While these may seem like particularly acute emergencies necessitating once-in-generations government interventions, there is nothing in the text of the DPA that would keep the executive branch from invoking it for more forward-looking industrial policy uses. Indeed, one of the notable features of the DPA is its numerous provisions encouraging the government to maximize energy supplies generally, and renewables in particular. While little noticed, the DPA played a major role in keeping electricity flowing during the 2000–2001 California energy crisis. More recently, the Navy has used the DPA to catalyze the renewable ship fuel industry.

One area where the DPA could be used to particularly good effect would be onshoring the utility-grade solar panels, cells, and components industry. Over the last 10 years, China rapidly captured the overwhelming share of the markets for these products, while in some segments of the industry, there is no US production at all. That is one reason why the US International Trade Commission (ITC)—a “trade cop” for the government—recommended “safeguard” restrictions on the imports of solar panels and cells, first in 2017 and again at the end of 2021. President Biden has until early February 2022 to decide whether he agrees. Solar importers have claimed that the tariffs are ineffective and will not lead to the reshoring of the industry, as the foreign cost advantage is so high. At the same time, they support the subsidies envisioned for the sector in Build Back Better—legislation currently stalled in Congress. 

The DPA offers a way to further close the US-foreign price disparity. By designating solar panels and components scarce and critical (and it doesn’t get much scarcer than “no domestic production at all”), the Biden administration can unlock numerous authorities to expand the market for domestically produced solar components. Even without such a designation, the government can cover the cost of all equipment installations. These efforts, coupled with the price floor supported by the ITC-recommended safeguard, can ensure that the US has adequate domestic production in the critical years to come, as demand for solar energy is expected to tick further upward.  

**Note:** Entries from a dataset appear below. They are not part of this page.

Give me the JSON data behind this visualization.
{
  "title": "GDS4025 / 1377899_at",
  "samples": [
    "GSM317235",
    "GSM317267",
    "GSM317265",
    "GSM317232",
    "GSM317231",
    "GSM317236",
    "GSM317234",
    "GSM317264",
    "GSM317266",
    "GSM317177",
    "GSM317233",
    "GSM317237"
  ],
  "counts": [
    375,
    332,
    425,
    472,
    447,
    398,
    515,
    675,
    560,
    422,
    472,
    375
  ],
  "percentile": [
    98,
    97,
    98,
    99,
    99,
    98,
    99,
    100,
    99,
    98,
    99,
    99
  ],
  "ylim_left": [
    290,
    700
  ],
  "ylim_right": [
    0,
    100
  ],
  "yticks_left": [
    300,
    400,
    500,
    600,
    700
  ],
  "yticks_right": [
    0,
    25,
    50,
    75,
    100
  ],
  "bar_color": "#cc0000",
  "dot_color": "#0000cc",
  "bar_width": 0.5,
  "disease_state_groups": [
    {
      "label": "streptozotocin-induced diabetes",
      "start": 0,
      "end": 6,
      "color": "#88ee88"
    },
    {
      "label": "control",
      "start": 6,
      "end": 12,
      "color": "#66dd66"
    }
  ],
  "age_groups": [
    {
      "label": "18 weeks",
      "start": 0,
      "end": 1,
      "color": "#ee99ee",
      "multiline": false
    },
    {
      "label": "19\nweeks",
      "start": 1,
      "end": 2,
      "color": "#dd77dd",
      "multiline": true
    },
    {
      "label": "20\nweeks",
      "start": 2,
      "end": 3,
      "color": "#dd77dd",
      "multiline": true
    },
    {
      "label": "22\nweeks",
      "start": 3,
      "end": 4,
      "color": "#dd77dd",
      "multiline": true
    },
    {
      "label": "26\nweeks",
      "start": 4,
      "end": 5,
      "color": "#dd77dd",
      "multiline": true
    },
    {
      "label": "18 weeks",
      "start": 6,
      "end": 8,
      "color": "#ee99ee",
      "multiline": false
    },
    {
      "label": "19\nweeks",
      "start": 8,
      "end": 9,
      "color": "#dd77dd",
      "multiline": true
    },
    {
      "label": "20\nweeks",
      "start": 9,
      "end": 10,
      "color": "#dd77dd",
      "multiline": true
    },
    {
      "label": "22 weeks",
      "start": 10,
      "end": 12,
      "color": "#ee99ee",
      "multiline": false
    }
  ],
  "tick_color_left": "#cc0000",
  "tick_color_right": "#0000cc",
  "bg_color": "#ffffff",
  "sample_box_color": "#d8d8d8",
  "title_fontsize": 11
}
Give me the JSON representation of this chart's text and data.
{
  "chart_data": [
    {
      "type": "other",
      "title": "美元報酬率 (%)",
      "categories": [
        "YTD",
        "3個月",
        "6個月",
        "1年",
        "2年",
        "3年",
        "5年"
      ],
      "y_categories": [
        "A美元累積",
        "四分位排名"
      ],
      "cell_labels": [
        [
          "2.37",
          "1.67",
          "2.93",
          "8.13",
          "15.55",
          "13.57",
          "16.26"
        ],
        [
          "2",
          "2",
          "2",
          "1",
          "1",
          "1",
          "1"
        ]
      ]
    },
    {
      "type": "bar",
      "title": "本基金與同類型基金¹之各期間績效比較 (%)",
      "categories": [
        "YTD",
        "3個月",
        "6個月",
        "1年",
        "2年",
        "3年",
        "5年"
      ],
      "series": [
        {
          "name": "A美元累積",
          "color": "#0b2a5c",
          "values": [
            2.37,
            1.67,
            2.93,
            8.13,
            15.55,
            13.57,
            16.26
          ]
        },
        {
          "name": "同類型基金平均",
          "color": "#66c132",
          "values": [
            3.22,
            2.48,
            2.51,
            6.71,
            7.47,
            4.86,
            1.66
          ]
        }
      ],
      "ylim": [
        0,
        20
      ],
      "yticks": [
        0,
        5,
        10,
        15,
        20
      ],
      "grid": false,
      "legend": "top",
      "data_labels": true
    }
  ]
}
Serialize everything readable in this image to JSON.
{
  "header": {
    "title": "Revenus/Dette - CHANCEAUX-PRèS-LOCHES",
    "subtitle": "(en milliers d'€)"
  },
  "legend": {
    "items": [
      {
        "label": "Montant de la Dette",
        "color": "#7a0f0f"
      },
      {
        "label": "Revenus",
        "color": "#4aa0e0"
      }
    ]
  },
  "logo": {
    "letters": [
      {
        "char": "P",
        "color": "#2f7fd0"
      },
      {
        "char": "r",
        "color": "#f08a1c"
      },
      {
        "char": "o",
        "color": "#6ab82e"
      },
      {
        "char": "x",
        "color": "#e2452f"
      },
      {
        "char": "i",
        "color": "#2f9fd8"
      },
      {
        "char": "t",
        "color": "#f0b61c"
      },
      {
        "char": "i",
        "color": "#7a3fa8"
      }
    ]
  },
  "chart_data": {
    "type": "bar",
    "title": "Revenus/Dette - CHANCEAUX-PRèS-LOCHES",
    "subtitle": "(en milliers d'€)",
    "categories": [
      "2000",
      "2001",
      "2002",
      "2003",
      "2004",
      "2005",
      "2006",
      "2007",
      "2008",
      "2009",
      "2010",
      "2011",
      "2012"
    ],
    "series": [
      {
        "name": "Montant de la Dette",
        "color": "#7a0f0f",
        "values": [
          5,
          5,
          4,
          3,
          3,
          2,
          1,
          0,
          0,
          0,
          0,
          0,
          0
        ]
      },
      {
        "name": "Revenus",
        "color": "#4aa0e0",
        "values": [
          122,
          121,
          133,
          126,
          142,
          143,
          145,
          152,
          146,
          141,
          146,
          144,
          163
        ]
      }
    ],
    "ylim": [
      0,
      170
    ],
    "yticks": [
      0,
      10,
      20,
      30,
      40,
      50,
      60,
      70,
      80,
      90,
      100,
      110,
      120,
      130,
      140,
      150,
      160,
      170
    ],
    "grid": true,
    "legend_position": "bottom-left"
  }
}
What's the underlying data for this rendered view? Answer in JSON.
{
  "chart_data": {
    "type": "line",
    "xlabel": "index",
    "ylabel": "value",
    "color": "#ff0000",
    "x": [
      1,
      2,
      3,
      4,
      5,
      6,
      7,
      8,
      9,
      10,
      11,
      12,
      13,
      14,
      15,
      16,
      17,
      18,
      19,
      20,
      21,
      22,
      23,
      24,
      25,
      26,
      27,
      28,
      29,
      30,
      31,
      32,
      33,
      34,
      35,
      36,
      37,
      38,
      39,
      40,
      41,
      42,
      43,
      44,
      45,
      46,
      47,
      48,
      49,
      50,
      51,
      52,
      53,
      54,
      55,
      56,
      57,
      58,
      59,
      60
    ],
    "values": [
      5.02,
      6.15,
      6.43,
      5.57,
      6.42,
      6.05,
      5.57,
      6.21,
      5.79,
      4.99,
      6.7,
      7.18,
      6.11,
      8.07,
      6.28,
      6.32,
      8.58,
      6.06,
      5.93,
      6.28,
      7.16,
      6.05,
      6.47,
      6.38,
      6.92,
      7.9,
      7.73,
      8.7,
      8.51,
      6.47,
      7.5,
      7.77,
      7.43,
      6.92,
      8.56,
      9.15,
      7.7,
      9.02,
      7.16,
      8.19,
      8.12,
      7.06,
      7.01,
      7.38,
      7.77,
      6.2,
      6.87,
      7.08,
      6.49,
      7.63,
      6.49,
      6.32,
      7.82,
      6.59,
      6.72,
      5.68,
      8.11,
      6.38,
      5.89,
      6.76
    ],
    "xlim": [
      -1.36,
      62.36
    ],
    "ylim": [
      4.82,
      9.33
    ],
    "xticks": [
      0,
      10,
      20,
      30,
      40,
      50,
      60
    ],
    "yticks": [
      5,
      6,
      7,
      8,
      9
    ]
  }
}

A second area is steel, which is on track to consume as much as half of the world’s remaining carbon budget by 2050. Last year, the US and EU announced a historic deal to use their market power to green the global steel industry. While much of the details of this deal remain to be hammered out, a Roosevelt Institute paper authored by myself and Professor Timothy Meyer of Vanderbilt University put forth a framework for design options, including a ban on the trade and production of dirty steel after a 10-year phase-in period.

One challenge for this deal: US and European steel tends to be cleaner than that of economic competitors like China, so some observers questioned whether this was an attempt to simply lock in a positive emissions status quo while gaining a trade advantage. 

Usefully, both in its own right and as a response to these critics, equipment and technology upgrades can push the domestic steel industry to decarbonize still further. This past year has seen some enormous leaps forward in the development of equipment that can support a carbon neutral future. In August 2021, the Hybrit joint venture between Sweden’s SSAB, Vattenfall, and LKAB produced and delivered the world’s first batch of green steel—produced with 100 percent fossil-free hydrogen. Once these and other equipment technologies reach a point of being able to scale and be distributed, the DPA can be used to acquire and distribute them to the nation’s industrial firms (at no cost to the firms). Because government is distributing the equipment, it could ensure that businesses with unions, with owners and workers of color, and in frontline communities have first-in-line access. Government could also use its leverage as equipment distributor to not only enable decarbonization but require firms to pay greater attention to environmental justice concerns in their siting and production decisions. Recent research has indicated this type of action could lead to 25,000 avoided deaths in marginalized communities. 

To be as effective as possible, Congress should appropriate more funds for the agencies with primary responsibility for the DPA. But even with current funding levels, DPA authorities offer broad latitude to advance greater democratic control over the composition and practices of US industry.